1.  The first floor (floor #1) of a hotel, is not the ground floor.  It is the second floor (or first floor with rooms).  So when They tell you that you are staying on the second floor, it’s really the third floor of the building.

2.  German’s love breakfast.  Typical Breakfast includes bread with jam or meat and cheese, possibly an egg (soft boiled, hard boiled or scrambled) and maybe a piece of bacon.  Croissants are also popular.  A glass of juice and a cup of coffee/tea as well.  It is normal to actually take time to sit and eat breakfast.  This is something that I think we don’t cherish enough in North America, and has taken getting use to.  Pancakes, Waffles, Omelet’s, French Toast, Eggs Benedict and other foods such like that are not generally associated with breakfast here.  Bakeries are big, IHOPs do not exist.

3.  German’s generally drive standard.  Renting or finding automatic vehicles is difficult and/or expensive.

4.  Drinks are expensive.  Juice and Pops are generally about €3,00 per class (about $4.00 Canadian) and are not refillable. They don’t come with straws or ice.  You do not get a glass of water at your table with dinner and asking for one is often rude and unexpected.  Instead you need to order mineral water (carbonated or still), which costs the same as Juice or Pop.  Tap water is drinkable, but not tasty.  And of course, it is all the same price as Beer.  Great for the beer drinkers.  Not great for those of us who just want a cold glass of ice water.  German’s are not hydrophiles as we are in much of North America.

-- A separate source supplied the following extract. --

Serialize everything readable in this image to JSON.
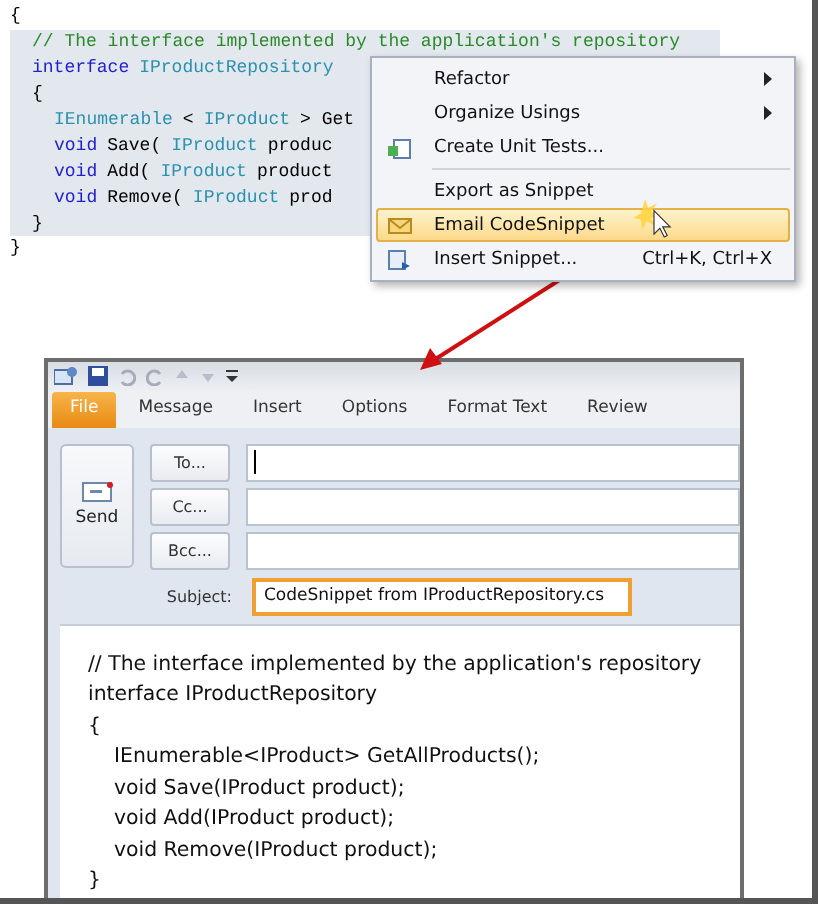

5.  Public transit is amazing.  This isn’t an unknown fact, just a fact that bears stating.  The rail station is outstanding and if I could travel by train from Vancouver to Germany, I would, because it is much more comfortable and quiet and roomy and the scenery is better.  The U-bahn and S-bahn systems are easy to navigate and super reliable.  Walking and transit are used commonly and expected in big cities.  And when trying to navigate them by car, I can see why.  It’s probably a good thing that walking is so common – given all the baked goods German’s consume!  Biking is common too, but nothing like you see in the Netherlands.

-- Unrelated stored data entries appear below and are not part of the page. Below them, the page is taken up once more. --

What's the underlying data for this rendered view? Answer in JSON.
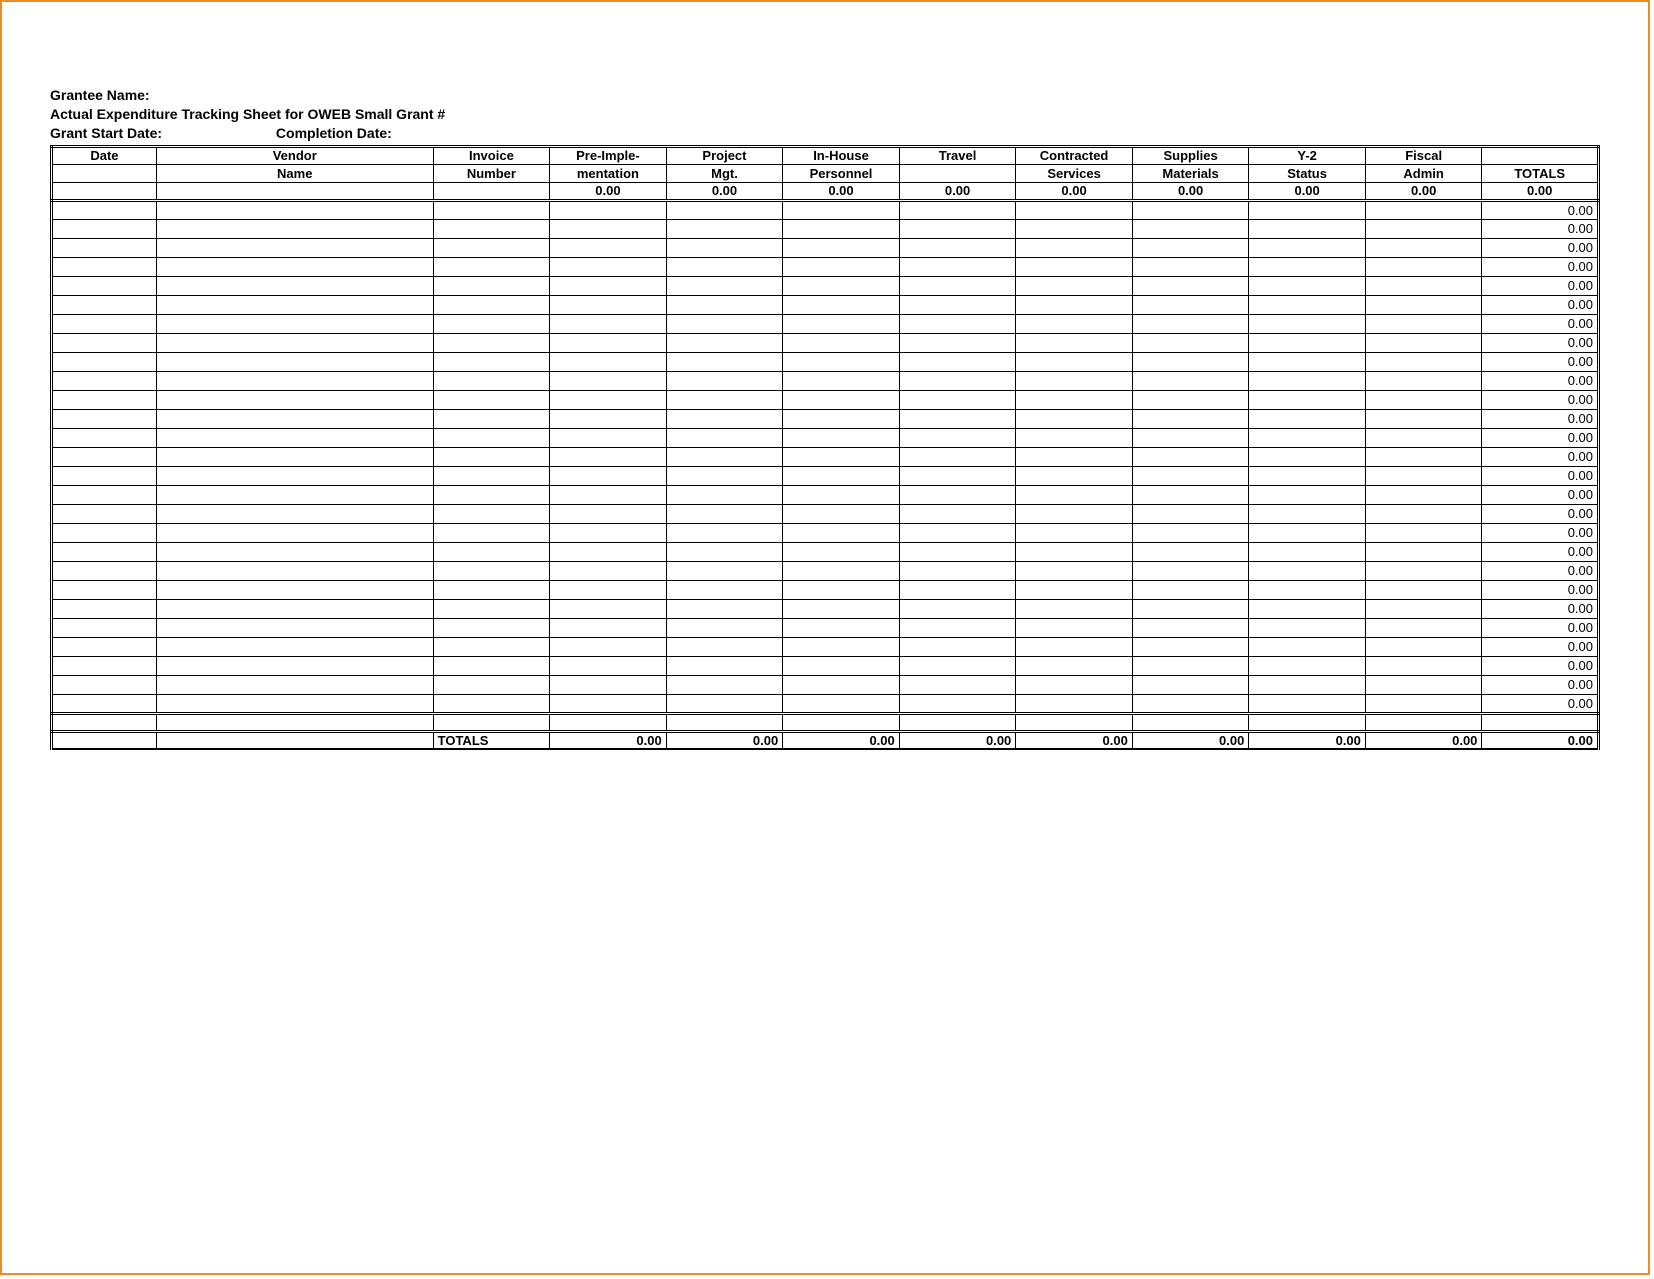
{
  "header": {
    "grantee_label": "Grantee Name:",
    "title": "Actual Expenditure Tracking Sheet for OWEB Small Grant #",
    "start_label": "Grant Start Date:",
    "completion_label": "Completion Date:"
  },
  "columns": {
    "r1": [
      "Date",
      "Vendor",
      "Invoice",
      "Pre-Imple-",
      "Project",
      "In-House",
      "Travel",
      "Contracted",
      "Supplies",
      "Y-2",
      "Fiscal",
      ""
    ],
    "r2": [
      "",
      "Name",
      "Number",
      "mentation",
      "Mgt.",
      "Personnel",
      "",
      "Services",
      "Materials",
      "Status",
      "Admin",
      "TOTALS"
    ],
    "subtotal": [
      "",
      "",
      "",
      "0.00",
      "0.00",
      "0.00",
      "0.00",
      "0.00",
      "0.00",
      "0.00",
      "0.00",
      "0.00"
    ]
  },
  "row_count": 27,
  "row_total": "0.00",
  "footer": {
    "label": "TOTALS",
    "values": [
      "0.00",
      "0.00",
      "0.00",
      "0.00",
      "0.00",
      "0.00",
      "0.00",
      "0.00",
      "0.00"
    ]
  }
}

6.  German’s are eco-friendly.  As in WAY more eco-friendly than we are in North America.  All the European Airlines we took as us to reuse our plastic cups.  Bottled drinks are less common than drinks on tap and in glasses.  The toilets have a big flush/small flush feature to converse water.  In the hotel rooms the key is inserted by the door to turn on the light.  You remove it when you leave, which guarantees that you don’t leave lights on.  Every hotel asks you to make note if you need new towels or sheets in order to save on unneeded washing.  Recycling bins are easily located in town.  Soaps provided by hotels are all biodegradable.  The hallway light in hotels are motion sensored, so the halls are dark until you enter them.  Smart cars are more commonly seen and trucks are next to non-existant.  As well, as mentioned, public transit is awesome, and people like to walk/bike.  Lots of great stuff happening here to reduce their carbon footprints.

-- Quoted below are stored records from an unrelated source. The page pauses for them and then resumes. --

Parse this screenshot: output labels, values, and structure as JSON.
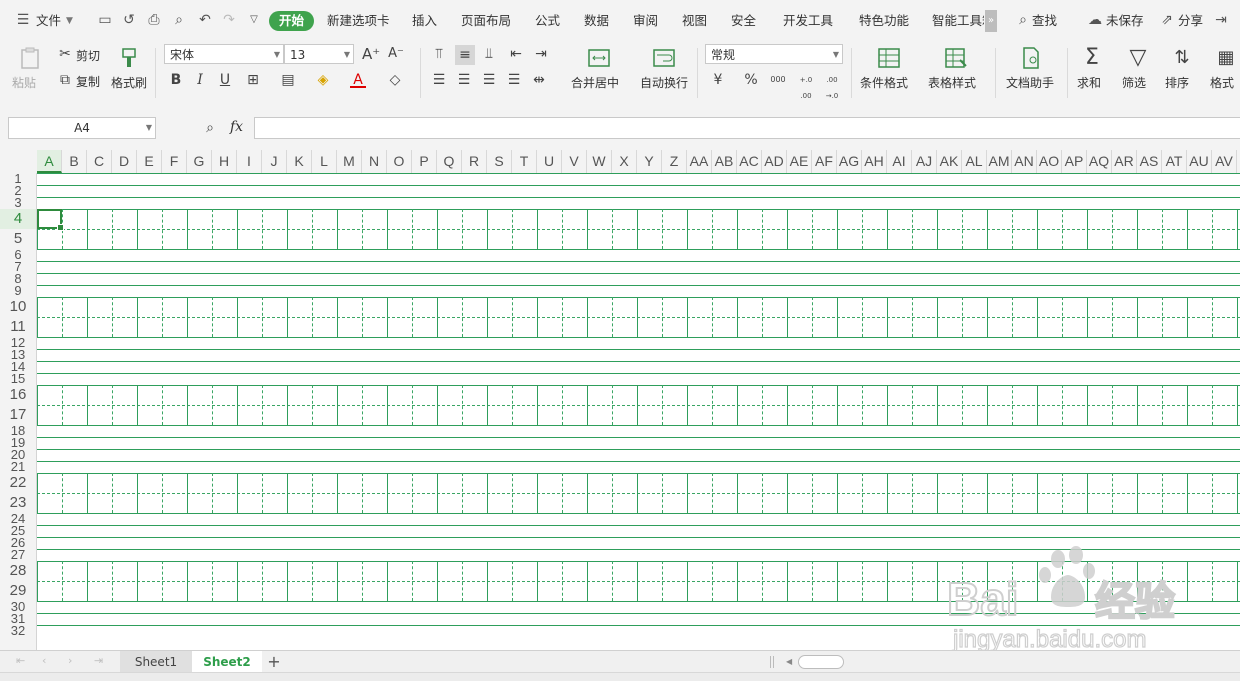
{
  "menubar": {
    "file": "文件",
    "tabs": [
      "开始",
      "新建选项卡",
      "插入",
      "页面布局",
      "公式",
      "数据",
      "审阅",
      "视图",
      "安全",
      "开发工具",
      "特色功能",
      "智能工具箱"
    ],
    "search": "查找",
    "unsaved": "未保存",
    "share": "分享",
    "more_chevron": "»"
  },
  "ribbon": {
    "paste": "粘贴",
    "cut": "剪切",
    "copy": "复制",
    "format_painter": "格式刷",
    "font_name": "宋体",
    "font_size": "13",
    "bold": "B",
    "italic": "I",
    "underline": "U",
    "merge_center": "合并居中",
    "wrap_text": "自动换行",
    "number_format": "常规",
    "currency": "¥",
    "percent": "%",
    "thousands": "000",
    "dec_inc": "+.0 .00",
    "dec_dec": ".00 →.0",
    "conditional_format": "条件格式",
    "table_style": "表格样式",
    "doc_assistant": "文档助手",
    "sum": "求和",
    "filter": "筛选",
    "sort": "排序",
    "format": "格式"
  },
  "formula": {
    "name_box": "A4",
    "fx": "fx",
    "value": ""
  },
  "grid": {
    "columns": [
      "A",
      "B",
      "C",
      "D",
      "E",
      "F",
      "G",
      "H",
      "I",
      "J",
      "K",
      "L",
      "M",
      "N",
      "O",
      "P",
      "Q",
      "R",
      "S",
      "T",
      "U",
      "V",
      "W",
      "X",
      "Y",
      "Z",
      "AA",
      "AB",
      "AC",
      "AD",
      "AE",
      "AF",
      "AG",
      "AH",
      "AI",
      "AJ",
      "AK",
      "AL",
      "AM",
      "AN",
      "AO",
      "AP",
      "AQ",
      "AR",
      "AS",
      "AT",
      "AU",
      "AV"
    ],
    "rows": [
      "1",
      "2",
      "3",
      "4",
      "5",
      "6",
      "7",
      "8",
      "9",
      "10",
      "11",
      "12",
      "13",
      "14",
      "15",
      "16",
      "17",
      "18",
      "19",
      "20",
      "21",
      "22",
      "23",
      "24",
      "25",
      "26",
      "27",
      "28",
      "29",
      "30",
      "31",
      "32"
    ],
    "selected_cell": "A4",
    "grid_color": "#2e9e5b"
  },
  "sheets": {
    "tabs": [
      "Sheet1",
      "Sheet2"
    ],
    "active": "Sheet2",
    "add": "+"
  },
  "watermark": {
    "brand": "Bai",
    "brand_cn": "经验",
    "url": "jingyan.baidu.com"
  },
  "colors": {
    "accent": "#3fa34d",
    "grid": "#2e9e5b"
  }
}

7.  Waitstaff will not come ask you how your meal is going during your meal.  This is viewed as rude.  They don’t like to interrupt.  In addition, they don’t bring you your bill without you asking for it, and when they do, you are expected to pay right then.  It is uncommon to pay with credit cards – most places prefer (or only accept) cash.  They will give you exact change.  Tipping isn’t expected, but it sometimes common to round up to the nearest Euro and add an extra euro or so.  It’s really nice to have a meal and not get a bill that has taxes and then a tip (and somehow dinner gets way more expensive!)

8.  Taxes are included in the price.  What you see is what you pay.  THANK YOU.  This, like the tipping issue, makes it easier to budget while travelling.

9.  In a restaurant, you seat yourself.  If there is no where to sit, it is okay to ask if you can join another party at a big table. Some restaurants only have big long family style tables.  Just because you share a table doesn’t mean you are expected to make conversation.  But you can always try (a great way to practice your German!)

Overall, Germany is awesome.  We’re already thinking about where and how we are going to return (hopefully soon!)  The German people are wonderfully kind and hospitable and social and welcoming.  We look forward to getting to know them and their country more this week, and in the future near and far.